El otro pilar referido a la oferta y las medidas o recomendaciones asociadas que se mencionan en el referido artículo es “promover diversificación de la economía, simplificar los trámites para las empresas, mejorar la seguridad pública, reducir los costos de la energía y modernizar la infraestructura física”.
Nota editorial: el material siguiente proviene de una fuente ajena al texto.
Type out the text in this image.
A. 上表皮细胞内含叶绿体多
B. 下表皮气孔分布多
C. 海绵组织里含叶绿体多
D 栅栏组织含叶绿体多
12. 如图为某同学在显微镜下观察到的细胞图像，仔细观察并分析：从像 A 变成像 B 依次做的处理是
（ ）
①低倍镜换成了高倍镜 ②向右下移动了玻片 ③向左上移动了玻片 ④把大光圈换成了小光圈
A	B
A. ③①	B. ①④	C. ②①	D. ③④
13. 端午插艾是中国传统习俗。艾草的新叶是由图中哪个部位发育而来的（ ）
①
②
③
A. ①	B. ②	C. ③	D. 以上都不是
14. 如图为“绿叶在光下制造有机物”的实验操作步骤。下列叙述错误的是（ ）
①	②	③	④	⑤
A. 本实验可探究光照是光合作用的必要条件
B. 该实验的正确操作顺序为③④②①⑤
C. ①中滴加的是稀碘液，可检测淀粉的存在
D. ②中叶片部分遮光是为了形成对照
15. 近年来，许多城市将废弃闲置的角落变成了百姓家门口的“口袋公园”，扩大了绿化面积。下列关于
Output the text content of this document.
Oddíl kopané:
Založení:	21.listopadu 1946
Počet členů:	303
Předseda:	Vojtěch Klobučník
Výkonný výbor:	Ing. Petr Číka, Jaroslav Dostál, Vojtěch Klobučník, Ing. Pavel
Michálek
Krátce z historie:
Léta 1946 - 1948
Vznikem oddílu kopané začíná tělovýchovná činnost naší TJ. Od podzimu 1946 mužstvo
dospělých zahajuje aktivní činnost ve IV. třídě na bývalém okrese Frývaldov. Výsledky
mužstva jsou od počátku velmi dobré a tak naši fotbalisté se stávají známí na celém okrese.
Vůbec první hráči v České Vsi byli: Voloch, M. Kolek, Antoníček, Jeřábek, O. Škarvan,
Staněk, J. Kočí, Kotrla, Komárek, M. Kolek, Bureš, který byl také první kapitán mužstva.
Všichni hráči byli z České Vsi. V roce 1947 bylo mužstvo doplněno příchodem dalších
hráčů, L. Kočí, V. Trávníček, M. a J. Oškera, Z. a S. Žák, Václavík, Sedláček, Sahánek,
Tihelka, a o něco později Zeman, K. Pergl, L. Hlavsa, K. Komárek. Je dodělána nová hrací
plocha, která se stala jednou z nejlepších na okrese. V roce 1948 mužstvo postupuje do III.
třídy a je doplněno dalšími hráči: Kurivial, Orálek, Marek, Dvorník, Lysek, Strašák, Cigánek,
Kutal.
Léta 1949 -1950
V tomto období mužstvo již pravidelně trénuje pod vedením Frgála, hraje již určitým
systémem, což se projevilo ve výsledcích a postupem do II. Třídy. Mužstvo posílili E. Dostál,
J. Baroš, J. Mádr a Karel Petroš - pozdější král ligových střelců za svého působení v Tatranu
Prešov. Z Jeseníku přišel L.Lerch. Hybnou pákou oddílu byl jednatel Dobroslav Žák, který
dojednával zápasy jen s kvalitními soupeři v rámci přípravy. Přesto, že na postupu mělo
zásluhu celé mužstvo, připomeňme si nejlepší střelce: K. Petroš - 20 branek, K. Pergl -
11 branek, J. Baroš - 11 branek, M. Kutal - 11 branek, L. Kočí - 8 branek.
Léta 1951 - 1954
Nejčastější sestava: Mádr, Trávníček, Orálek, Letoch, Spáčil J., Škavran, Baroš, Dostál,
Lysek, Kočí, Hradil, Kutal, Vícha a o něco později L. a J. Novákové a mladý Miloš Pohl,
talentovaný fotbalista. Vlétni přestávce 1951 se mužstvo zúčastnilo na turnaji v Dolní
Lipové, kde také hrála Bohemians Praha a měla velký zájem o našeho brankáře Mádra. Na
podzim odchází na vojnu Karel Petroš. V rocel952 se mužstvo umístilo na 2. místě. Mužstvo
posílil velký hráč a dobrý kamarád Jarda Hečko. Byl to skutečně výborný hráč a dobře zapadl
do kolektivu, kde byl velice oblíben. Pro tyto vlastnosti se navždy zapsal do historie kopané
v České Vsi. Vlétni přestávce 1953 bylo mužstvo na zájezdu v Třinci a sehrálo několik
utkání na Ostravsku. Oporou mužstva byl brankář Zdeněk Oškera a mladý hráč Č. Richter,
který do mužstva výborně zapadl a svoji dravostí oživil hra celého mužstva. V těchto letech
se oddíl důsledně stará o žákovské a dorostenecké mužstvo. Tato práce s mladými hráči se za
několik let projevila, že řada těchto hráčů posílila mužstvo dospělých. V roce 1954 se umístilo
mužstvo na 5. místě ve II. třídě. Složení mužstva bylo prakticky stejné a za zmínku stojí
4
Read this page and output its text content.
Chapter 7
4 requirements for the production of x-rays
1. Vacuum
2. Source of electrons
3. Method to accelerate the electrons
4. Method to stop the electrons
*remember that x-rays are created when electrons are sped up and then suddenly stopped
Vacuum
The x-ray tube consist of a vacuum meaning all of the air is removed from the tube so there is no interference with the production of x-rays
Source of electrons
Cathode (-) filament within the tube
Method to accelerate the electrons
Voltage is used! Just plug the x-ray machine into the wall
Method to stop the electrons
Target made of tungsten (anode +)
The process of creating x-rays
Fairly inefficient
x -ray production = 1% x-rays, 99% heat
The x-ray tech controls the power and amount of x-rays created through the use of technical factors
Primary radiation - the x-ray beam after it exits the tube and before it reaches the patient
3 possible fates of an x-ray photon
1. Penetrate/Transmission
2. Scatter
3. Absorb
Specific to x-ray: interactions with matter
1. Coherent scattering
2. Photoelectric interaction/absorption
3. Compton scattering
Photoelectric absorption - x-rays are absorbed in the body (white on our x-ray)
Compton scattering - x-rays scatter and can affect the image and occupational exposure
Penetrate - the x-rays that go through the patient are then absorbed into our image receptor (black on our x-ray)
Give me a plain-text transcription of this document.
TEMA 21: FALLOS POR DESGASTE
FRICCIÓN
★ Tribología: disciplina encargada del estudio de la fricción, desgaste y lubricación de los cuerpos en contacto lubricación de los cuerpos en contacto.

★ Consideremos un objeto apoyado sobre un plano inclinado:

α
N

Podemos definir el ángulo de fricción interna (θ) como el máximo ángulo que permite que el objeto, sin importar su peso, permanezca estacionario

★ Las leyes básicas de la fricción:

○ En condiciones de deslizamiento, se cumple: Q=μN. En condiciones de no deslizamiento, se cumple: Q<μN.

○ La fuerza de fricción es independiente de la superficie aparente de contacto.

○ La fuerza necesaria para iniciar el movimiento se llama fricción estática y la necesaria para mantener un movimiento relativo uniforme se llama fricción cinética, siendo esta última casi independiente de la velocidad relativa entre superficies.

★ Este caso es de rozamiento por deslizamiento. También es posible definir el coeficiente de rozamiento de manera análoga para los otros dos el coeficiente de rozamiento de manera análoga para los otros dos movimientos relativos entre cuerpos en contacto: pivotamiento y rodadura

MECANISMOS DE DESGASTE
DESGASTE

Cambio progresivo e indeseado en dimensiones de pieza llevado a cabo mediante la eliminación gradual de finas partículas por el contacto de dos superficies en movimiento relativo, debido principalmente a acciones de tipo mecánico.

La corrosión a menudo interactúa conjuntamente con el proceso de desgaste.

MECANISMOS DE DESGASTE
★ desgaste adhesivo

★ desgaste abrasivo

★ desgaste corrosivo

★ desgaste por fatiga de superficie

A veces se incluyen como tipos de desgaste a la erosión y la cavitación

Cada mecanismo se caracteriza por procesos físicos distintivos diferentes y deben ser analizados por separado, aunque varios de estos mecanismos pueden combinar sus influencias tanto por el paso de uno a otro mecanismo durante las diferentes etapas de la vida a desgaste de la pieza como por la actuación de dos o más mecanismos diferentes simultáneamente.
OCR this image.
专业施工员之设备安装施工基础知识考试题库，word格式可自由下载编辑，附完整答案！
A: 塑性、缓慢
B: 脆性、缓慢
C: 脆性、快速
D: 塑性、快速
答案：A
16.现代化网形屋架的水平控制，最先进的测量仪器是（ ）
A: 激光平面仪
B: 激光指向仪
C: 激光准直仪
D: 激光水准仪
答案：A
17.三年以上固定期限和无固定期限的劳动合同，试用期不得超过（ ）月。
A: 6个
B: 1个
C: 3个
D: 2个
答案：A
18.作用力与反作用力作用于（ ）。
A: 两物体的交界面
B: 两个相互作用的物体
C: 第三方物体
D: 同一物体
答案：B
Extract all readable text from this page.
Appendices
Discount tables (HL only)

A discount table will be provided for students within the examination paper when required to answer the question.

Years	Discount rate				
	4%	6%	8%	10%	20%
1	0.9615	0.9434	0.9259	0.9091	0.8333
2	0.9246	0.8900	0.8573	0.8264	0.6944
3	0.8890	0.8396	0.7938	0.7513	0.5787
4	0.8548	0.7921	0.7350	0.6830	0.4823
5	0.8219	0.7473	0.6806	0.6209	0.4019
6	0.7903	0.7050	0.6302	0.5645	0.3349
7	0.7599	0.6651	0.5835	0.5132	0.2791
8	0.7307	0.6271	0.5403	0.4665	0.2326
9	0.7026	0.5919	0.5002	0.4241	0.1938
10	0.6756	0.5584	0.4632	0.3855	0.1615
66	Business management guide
A lo largo de los años la literatura económica aconseja la importancia de promover la inversión privada y pública. ¿O no es cierto que los países con crecimiento acelerado de los últimos cuarenta años, sus resultados positivos han sido por haber impulsado y favorecido el cambio estructural, y no solamente por asumir ese tipo de medidas, que si bien son importantes, pero no son suficientes para generar mayor demanda y oferta intersectorial en el mismo aparato económico salvadoreño?

¿Es preferible seguir ajustando el déficit y llevarlo a menos del 3.0 % generando brechas sociales que profundicen la pobreza en El Salvador? Pienso y estoy convencido que a nadie le conviene ampliar las brechas sociales, que de por sí, ya son preocupantes.